19.05.2013

No air, no pride - that's why birds don't fly.


Ich hab' ein neues Notebook, und ich hab' 'ne neue Couch, und ich krieg's einfach nicht gebacken, hier mal einen Post zu zimmern, obwohl das Material direkt in meiner Stube steht. Fürchterlich. Aber was tun wir, wenn wir uns in einer kreativen Schaffenskrise befinden? Wir schauen ESC! ESC geht immer, und ESC liefert immer ab.



In diesem Jahr meine drei Favoriten "Birds" von Anouk für die Niederlande (oben das offizielle Video, hier die ESC-Performance), "O mie" von Aliona Moon für Moldawien und "Teardrops" von Emmelie de Forest für Dänemark, das mir in dieser Acoustic-Version hier aber noch wesentlich besser gefällt, als in seiner Bühnenfassung. Wobei ich auch da cudos für den Einsatz der Marschtrommeln geben muss. Marschtrommeln funktionieren immer. Fragen sie Florence Welch. Fragen sie Woodkid. Fragen sie nur nicht Ryan Dolan. Seine Trommeln waren wohl kaputt.

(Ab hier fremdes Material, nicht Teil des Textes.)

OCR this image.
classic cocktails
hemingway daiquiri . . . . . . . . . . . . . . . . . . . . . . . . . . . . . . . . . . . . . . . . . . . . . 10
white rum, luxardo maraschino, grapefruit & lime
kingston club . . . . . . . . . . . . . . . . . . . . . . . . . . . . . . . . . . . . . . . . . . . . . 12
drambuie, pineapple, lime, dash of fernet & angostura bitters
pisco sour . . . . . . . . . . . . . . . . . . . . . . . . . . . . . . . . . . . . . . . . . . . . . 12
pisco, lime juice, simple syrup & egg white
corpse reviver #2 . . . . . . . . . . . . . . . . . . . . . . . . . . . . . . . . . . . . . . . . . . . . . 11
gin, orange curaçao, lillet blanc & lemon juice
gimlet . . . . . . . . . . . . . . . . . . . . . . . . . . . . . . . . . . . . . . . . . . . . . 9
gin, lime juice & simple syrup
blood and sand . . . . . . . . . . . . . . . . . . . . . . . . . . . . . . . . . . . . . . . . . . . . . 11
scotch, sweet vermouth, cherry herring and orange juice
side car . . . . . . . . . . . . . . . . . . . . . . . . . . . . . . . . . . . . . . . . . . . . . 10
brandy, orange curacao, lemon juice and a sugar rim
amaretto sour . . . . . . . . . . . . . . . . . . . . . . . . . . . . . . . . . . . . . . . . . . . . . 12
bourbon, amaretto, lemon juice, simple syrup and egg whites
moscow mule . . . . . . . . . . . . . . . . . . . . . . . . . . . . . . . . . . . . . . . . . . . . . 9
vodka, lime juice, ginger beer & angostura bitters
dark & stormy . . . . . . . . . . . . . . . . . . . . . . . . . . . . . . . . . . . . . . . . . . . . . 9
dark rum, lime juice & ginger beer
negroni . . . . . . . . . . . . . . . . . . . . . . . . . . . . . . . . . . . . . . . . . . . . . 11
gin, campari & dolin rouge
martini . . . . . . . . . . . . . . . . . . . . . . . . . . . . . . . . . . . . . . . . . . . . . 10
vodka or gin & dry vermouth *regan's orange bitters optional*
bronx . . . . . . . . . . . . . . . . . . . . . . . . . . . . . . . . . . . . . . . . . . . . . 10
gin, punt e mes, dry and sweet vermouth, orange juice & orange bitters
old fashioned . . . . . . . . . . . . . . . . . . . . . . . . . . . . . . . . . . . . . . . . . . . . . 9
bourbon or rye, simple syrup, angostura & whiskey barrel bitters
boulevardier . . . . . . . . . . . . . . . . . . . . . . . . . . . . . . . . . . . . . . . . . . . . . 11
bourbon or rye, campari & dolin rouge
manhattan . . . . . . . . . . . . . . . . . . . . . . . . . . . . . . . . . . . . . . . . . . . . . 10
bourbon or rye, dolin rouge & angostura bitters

Der Sonderpreis für die lustigste Tanz-Performance geht an die belgischen Background-Tänzerinnen, die sich hinter Roberto Bellarosa dermaßen einen abgehampelt haben, dass mir vor Lachen fast die Möhre aus dem Mund gefallen wäre, die "Keine-Ahnung-Warum-Aber-Ich-Finds-Super"-Medaille geht an den rumänischen Eunuchen Countertenor Cezar, der mit ein bisschen WobWobWob im Übergang punkten konnte und die Scherpe für den schönsten Mann am Platz erhält in diesem Jahr Dániel Kövágó, der Gitarrist der ungarischen Kombo ByeAlex.



Und schließlich und endlich möchte ich noch den Ehrenpokal für besonders grundlose Lebensfreude, gepaart mit einem Spitzen-Mantra an das heitere "Alcohol is free" der griechischen Koza Mostra verleihen. Da weht der Wind der Hoffnung. Ich glaube, ich sollte wieder mehr Ouzo trinken.



*plöpp*

Kommentare:

Jooochen hat gesagt…

Bin gerade per Zufall auf diesen schönen Blog gestoßen und mußte schmunzeln...der Gitarrist von ByeAlex ist wohl nicht nur mir aufgefallen ;-)

original75 hat gesagt…

Der Gitarrist... wirklich das optische Highlight des Eurovision Song Contest 2013!

Holger hat gesagt…

Ja der Dániel Kövágó war schon ein optisches Highligt, ich fand aber auch das Schnittchen im Glaskasten aus Aserbaidschan und Ryan Dolan aus Irland sehr nett anzuschauen.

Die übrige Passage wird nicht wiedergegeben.